A recent panel discussion hosted by Vestwell explored experts’ predictions for what retirement plan industry practitioners can expect in the new year. The panelists also answered questions about new trends and identified those that would be best to get ahead of.
Among the speakers on the panel discussion was Fred Barstein, founder and CEO of The Plan Sponsor University (TPSU) and The Retirement Advisor University (TRAU). In Barstein’s view, retirement industry consolidation has been an important topic for several years now, and it will continue to be so in 2022. He said consolidation will persist among both retirement plan advisers and recordkeepers and other service providers. Though the industry has not yet reached this stage, Barstein said there could be a point in the future where dwindling competition could lead to a lack of innovation, as firms in a highly consolidated industry would have to work less hard to differentiate themselves.

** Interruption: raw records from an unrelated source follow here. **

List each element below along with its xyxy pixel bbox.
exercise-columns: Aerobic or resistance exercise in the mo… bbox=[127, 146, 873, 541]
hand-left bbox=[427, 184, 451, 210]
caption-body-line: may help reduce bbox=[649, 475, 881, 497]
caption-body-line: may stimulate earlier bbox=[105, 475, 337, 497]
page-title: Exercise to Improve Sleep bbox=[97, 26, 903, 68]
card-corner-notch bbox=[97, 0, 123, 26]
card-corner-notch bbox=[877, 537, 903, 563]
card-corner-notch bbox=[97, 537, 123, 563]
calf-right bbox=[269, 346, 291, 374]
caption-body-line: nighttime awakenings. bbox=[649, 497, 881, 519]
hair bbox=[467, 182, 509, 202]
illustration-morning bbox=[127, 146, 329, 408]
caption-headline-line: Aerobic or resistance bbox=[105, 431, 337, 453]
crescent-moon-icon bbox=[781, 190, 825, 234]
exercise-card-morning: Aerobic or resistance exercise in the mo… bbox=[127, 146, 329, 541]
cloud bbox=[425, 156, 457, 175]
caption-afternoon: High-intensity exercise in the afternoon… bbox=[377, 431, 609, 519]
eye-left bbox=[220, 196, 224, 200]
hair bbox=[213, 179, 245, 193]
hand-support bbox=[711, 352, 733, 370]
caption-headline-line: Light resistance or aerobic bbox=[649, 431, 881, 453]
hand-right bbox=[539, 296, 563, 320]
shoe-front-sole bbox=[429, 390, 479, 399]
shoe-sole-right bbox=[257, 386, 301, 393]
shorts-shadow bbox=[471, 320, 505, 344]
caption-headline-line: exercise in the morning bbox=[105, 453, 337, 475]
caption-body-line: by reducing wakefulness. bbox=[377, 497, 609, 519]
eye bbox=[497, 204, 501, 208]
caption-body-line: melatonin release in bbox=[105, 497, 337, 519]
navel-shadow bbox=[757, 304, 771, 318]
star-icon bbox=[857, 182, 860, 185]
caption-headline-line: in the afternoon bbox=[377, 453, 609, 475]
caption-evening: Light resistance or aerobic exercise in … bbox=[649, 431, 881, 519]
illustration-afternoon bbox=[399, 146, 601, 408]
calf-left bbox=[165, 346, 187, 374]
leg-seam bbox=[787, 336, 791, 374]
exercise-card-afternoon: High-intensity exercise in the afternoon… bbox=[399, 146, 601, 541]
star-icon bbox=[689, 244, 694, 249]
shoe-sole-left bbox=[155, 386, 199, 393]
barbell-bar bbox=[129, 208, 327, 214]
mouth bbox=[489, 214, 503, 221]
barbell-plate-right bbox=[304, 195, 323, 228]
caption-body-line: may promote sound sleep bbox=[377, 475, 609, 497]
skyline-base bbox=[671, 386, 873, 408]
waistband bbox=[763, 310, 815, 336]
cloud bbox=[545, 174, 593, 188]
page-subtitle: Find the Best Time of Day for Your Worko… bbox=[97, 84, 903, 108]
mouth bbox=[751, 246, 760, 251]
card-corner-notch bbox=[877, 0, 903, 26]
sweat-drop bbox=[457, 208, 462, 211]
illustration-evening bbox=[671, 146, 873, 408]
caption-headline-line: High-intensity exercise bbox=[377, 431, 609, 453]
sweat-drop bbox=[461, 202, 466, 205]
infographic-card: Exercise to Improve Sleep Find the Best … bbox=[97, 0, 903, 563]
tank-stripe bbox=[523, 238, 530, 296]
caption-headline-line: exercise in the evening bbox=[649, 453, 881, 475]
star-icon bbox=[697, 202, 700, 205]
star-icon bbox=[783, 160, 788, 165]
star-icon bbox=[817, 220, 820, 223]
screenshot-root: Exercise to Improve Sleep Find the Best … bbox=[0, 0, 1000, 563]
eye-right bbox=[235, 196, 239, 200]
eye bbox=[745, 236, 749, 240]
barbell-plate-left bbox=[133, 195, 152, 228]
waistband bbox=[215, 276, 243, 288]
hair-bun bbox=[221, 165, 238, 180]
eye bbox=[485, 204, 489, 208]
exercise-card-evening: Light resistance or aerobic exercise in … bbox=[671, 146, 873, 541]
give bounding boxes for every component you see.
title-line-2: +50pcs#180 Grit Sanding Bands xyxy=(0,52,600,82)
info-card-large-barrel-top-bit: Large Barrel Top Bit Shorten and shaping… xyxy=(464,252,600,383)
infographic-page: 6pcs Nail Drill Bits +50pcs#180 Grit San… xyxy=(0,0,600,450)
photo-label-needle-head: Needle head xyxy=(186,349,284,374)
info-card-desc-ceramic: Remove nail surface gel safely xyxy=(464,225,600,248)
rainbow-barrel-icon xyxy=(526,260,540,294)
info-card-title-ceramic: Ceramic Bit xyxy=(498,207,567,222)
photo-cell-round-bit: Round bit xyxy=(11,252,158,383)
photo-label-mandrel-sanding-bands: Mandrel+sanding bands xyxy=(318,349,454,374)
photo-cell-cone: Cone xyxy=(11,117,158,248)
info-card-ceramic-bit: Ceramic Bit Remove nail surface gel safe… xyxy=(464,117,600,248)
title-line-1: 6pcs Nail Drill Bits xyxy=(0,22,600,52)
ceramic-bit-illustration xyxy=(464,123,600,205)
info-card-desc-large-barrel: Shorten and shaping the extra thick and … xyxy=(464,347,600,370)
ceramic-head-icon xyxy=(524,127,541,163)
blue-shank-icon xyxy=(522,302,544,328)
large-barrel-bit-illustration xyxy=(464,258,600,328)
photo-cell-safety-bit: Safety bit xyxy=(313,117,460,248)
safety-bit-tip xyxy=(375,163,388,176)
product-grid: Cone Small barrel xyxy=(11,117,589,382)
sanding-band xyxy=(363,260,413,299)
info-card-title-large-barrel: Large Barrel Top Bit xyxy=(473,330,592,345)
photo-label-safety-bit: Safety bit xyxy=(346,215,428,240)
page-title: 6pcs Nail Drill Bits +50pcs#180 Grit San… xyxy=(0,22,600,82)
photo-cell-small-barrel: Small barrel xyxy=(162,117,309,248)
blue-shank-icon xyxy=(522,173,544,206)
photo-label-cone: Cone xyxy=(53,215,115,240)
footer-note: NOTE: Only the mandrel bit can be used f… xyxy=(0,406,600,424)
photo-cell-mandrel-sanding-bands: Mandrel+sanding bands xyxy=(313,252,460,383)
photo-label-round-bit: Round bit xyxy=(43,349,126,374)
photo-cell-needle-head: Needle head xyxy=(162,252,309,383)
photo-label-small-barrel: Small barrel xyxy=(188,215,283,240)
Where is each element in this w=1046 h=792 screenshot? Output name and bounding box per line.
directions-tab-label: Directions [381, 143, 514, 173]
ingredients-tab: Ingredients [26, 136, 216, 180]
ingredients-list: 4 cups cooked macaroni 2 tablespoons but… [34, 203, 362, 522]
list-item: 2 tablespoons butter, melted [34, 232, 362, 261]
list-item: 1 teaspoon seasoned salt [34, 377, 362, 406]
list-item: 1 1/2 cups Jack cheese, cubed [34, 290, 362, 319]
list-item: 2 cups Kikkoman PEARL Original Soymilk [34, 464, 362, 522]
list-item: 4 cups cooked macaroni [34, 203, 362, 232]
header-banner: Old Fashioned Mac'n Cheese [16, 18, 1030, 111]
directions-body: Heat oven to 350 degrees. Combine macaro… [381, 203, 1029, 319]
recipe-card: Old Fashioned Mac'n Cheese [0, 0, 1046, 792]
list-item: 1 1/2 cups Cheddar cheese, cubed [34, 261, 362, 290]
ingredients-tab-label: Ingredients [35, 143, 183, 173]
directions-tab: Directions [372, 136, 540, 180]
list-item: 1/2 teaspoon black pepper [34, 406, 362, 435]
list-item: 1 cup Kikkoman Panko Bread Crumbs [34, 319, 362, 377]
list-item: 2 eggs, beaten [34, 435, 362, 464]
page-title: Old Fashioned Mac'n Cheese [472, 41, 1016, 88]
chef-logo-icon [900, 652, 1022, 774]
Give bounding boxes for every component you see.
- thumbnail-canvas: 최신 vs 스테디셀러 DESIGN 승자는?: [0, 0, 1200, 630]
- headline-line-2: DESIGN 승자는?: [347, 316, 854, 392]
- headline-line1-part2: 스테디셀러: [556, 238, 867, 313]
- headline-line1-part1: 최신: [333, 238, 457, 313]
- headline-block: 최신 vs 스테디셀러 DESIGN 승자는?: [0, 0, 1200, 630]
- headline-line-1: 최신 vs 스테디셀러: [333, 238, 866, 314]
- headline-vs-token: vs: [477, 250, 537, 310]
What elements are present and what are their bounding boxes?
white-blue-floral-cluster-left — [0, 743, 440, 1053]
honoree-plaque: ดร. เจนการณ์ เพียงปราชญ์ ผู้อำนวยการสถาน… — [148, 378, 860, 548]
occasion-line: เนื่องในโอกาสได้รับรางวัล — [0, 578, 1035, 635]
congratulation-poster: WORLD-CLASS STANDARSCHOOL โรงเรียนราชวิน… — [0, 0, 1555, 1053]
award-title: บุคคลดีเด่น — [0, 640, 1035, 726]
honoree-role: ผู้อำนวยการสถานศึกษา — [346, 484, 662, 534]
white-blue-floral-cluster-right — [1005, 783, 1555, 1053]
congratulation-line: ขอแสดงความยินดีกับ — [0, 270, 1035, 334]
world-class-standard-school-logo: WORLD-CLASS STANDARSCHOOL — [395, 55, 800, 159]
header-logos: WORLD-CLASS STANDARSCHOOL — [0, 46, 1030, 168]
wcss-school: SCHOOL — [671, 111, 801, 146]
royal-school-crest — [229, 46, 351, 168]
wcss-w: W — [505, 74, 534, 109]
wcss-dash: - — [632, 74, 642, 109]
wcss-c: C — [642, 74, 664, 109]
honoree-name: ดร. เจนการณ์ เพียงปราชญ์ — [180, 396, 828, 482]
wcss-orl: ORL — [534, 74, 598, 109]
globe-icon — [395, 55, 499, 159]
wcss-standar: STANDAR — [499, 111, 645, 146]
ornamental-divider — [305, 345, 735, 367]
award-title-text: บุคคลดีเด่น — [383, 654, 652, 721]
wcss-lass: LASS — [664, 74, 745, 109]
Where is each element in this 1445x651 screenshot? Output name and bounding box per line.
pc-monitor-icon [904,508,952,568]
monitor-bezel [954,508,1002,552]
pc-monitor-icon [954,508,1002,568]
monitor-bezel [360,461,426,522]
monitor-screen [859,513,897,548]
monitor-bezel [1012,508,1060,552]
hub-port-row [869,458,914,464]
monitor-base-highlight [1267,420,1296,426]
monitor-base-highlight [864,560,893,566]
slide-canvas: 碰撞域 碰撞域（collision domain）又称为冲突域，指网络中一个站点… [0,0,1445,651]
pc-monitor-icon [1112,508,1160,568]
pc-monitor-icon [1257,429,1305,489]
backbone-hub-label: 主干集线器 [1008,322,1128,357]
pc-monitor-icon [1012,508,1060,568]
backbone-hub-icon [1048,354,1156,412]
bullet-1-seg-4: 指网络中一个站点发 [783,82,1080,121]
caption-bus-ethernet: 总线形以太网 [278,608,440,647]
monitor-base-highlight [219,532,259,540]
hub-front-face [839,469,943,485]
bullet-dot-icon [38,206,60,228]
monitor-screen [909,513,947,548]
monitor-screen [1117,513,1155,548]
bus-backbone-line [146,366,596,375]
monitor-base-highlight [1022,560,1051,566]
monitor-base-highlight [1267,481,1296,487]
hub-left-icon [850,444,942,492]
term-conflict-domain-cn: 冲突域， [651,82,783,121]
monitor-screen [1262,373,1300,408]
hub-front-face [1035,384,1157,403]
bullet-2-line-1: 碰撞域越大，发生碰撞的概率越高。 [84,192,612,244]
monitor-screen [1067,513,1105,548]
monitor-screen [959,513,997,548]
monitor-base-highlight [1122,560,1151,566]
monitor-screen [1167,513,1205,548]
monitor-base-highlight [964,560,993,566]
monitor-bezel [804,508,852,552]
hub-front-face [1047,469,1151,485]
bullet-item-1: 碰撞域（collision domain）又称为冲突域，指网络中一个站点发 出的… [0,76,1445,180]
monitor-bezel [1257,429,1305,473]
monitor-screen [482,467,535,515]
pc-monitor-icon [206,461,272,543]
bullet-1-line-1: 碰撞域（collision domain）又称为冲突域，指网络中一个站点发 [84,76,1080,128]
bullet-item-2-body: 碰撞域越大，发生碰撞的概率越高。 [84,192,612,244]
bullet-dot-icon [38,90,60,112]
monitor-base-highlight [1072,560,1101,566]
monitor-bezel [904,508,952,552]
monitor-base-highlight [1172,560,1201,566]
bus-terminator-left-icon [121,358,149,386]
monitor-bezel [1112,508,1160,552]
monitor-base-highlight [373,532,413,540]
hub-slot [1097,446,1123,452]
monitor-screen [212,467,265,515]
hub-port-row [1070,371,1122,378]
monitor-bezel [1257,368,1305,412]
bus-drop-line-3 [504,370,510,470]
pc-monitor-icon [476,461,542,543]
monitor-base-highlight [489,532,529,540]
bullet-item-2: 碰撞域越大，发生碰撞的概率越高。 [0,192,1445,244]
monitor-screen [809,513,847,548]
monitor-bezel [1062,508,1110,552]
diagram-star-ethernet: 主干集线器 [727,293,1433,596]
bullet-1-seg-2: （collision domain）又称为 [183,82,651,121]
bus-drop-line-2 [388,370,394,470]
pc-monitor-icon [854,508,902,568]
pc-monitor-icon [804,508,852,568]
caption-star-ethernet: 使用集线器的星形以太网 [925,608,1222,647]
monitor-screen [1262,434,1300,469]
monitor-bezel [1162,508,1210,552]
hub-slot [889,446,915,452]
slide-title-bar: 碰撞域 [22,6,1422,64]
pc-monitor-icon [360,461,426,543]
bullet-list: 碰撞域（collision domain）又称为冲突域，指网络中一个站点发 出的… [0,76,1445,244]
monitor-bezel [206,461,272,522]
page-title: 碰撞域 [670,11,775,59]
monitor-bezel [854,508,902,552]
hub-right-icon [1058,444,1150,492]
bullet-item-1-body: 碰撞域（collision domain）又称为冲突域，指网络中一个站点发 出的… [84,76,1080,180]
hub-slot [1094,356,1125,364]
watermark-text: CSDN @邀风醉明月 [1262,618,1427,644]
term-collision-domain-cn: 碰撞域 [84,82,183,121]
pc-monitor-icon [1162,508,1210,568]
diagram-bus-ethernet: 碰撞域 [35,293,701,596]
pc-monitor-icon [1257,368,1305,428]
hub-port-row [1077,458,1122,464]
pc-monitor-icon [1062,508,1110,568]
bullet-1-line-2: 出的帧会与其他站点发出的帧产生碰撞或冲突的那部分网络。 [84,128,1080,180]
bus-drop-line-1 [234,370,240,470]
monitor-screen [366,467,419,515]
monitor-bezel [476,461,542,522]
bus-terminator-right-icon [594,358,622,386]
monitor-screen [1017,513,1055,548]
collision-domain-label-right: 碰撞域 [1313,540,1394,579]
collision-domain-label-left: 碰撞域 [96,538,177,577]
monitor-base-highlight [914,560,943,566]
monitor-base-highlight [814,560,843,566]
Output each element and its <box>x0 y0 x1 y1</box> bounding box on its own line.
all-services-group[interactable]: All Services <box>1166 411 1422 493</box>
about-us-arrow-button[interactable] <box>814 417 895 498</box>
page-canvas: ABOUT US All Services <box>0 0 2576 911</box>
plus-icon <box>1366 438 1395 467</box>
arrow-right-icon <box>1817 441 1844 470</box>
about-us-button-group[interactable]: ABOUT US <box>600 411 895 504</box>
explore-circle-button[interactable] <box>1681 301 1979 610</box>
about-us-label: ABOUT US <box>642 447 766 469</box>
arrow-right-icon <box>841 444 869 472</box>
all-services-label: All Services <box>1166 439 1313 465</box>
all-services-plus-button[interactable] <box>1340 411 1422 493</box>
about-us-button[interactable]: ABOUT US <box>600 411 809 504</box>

Barstein said retirement plan sponsors and advisers must be mindful in 2022 of the impact that ongoing consolidation will have. There seems to be an intensifying battle over “who has the right to service or monetize participants,” he warned.
On the other hand, Jeanne Fisher, Strategic Retirement Partners managing director, said recordkeeper consolidation does not concern her, and she sees it as a fruitful opportunity to improve outcomes as recordkeepers add scale and consolidate their resources. She also said she feels concerns some parties raise about protecting participant data and ensuring adequate competition are reasonable, but they should remain in check for the foreseeable future.
Fisher said there is no doubt that a retirement plan coverage gap exists, and it is up to industry providers, not just employers, to find a solution for this problem. Most employees who lack access to a retirement plan are not asking for one, she noted, simply because they don’t realize their lack of access is a serious problem for their financial futures.
The panelists said they anticipated that pooled employer plans (PEPs) could help address the coverage gap in 2022, but this marketplace is still just getting started.
Heading into next year, there is also a lot of demand to modify defined contribution (DC) plans and complement them with guaranteed retirement income solutions, but there are a few reasons why this isn’t happening at a wide scale just yet, Barstein said.
He noted that PEPs currently have issues with transferability when the plan sponsor moves from one recordkeeper to another, and many recordkeepers are not always willing to accept annuities offered by another provider. It is expected that legislative developments, including automatic portability requirements mandated by the Setting Every Community Up for Retirement Enhancement (SECURE) Act, could help address this problem, but the speakers said this is an evolving topic.
According to the experts, financial wellness is increasingly seen as a critical solution to help workers and retirees meet their goals. There is a growing recognition among may in the retirement plan industry that the retirement savings gap is unlikely to be erased without improving the shorter-term financial wellness, resiliency and well-being of those enrolled in DC plans.
In a related trend expected to continue in 2022, employers are struggling to recruit and retain workers, many of whom are looking for new opportunities. For a variety of reasons, the competition for labor is more intense than ever, and the situation shines a spotlight on the need for employers to offer more competitive benefits, including those tied to comprehensive financial wellness.